Money problems are different for every couple and different types of divorce will require a different level of financial commitment. A drawn-out litigated divorce will cost a lot in attorney and court fees. Mediation, on the other hand, allows a divorcing coupe a more cost-effective means of coming to a divorce agreement. Mediation is not appropriate for every divorce, though, and high-asset divorces can get financially messy very quickly.
The question then becomes: How can I protect my retirement savings in divorce? We have some potential answers to that question.
What Assets are Subject to Division in a Divorce?
Any assets accrued during your marriage is a part of the marital estate. The marital estate is what is divided during a divorce. Indiana follows the rule of equitable distribution. The court will decide what it takes to ensure that both spouses are on their feet post-divorce. That means you could end up relinquishing more than 50% of your marital estate. This includes retirement funds. The only way around this is with a prenuptial agreement.
What Happens to IRAs and 401(k)s in Divorce?
Any funds contributed during the marriage are part of the marital estate and subject to equitable distribution. Divorce is one of the only times that an individual can access the funds of an IRA or 401(k) without the fear of penalty.

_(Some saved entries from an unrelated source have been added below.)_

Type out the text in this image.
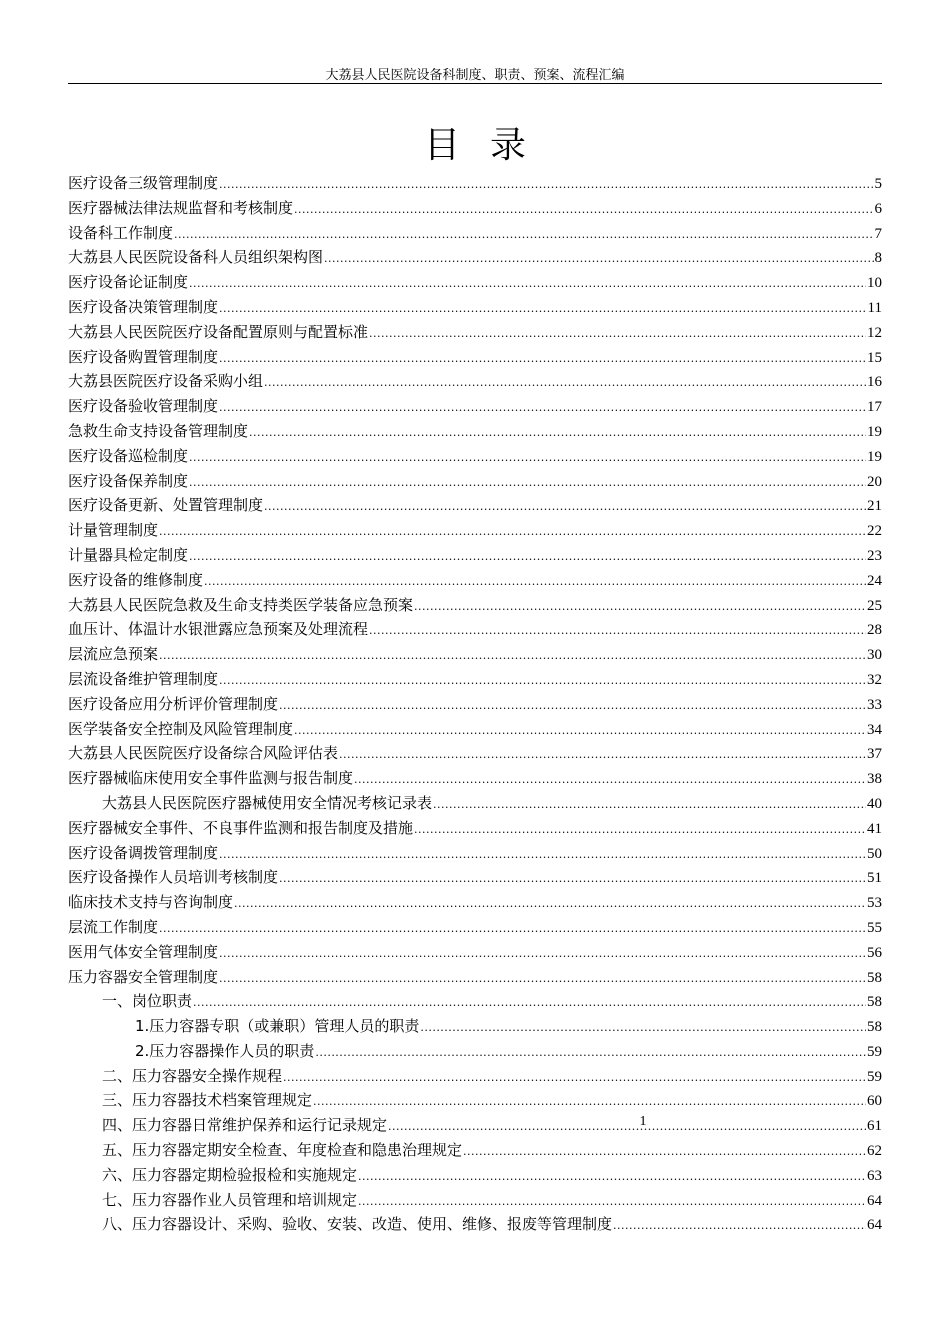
大荔县人民医院设备科制度、职责、预案、流程汇编
目录
医疗设备三级管理制度 .....	5
医疗器械法律法规监督和考核制度 .....	6
设备科工作制度 .....	7
大荔县人民医院设备科人员组织架构图 .....	8
医疗设备论证制度 .....	10
医疗设备决策管理制度 .....	11
大荔县人民医院医疗设备配置原则与配置标准 .....	12
医疗设备购置管理制度 .....	15
大荔县医院医疗设备采购小组 .....	16
医疗设备验收管理制度 .....	17
急救生命支持设备管理制度 .....	19
医疗设备巡检制度 .....	19
医疗设备保养制度 .....	20
医疗设备更新、处置管理制度 .....	21
计量管理制度 .....	22
计量器具检定制度 .....	23
医疗设备的维修制度 .....	24
大荔县人民医院急救及生命支持类医学装备应急预案 .....	25
血压计、体温计水银泄露应急预案及处理流程 .....	28
层流应急预案 .....	30
层流设备维护管理制度 .....	32
医疗设备应用分析评价管理制度 .....	33
医学装备安全控制及风险管理制度 .....	34
大荔县人民医院医疗设备综合风险评估表 .....	37
医疗器械临床使用安全事件监测与报告制度 .....	38
大荔县人民医院医疗器械使用安全情况考核记录表 .....	40
医疗器械安全事件、不良事件监测和报告制度及措施 .....	41
医疗设备调拨管理制度 .....	50
医疗设备操作人员培训考核制度 .....	51
临床技术支持与咨询制度 .....	53
层流工作制度 .....	55
医用气体安全管理制度 .....	56
压力容器安全管理制度 .....	58
一、岗位职责 .....	58
1.压力容器专职（或兼职）管理人员的职责 .....	58
2.压力容器操作人员的职责 .....	59
二、压力容器安全操作规程 .....	59
三、压力容器技术档案管理规定 .....	60
四、压力容器日常维护保养和运行记录规定 .....	61
五、压力容器定期安全检查、年度检查和隐患治理规定 .....	62
六、压力容器定期检验报检和实施规定 .....	63
七、压力容器作业人员管理和培训规定 .....	64
八、压力容器设计、采购、验收、安装、改造、使用、维修、报废等管理制度 .....	64
1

Divesting a percentage of an IRA or 401(k) is tricky because federal and state laws apply. Further, investment accounts may be tied to the stock market making their value variable over time. These accounts can only be divided with the aid of a Qualified Domestic Relations Order (QDRO). The QDRO directs the retirement plan administrator on how to divest a percentage of the retirement account. These documents are often so complicated that QDRO specialists are sometimes required to draft them.
What if I Cash Out My Retirement Accounts Before Divorce?
Not a good idea. If you do that, not only will you be required to pay penalties for cashing out the retirement plan early, but the value of the retirement account will still be part of the marital estate whether you spent it or not. In other words, your spouse can still recover half of the funds you cashed out regardless of whether or not you have access to them.
The best way to protect your retirement account is with a prenuptial agreement. Alternatively, retirement accounts can be protected by offering alimony or assets in equal share to that which would be signed over in the divorce decree.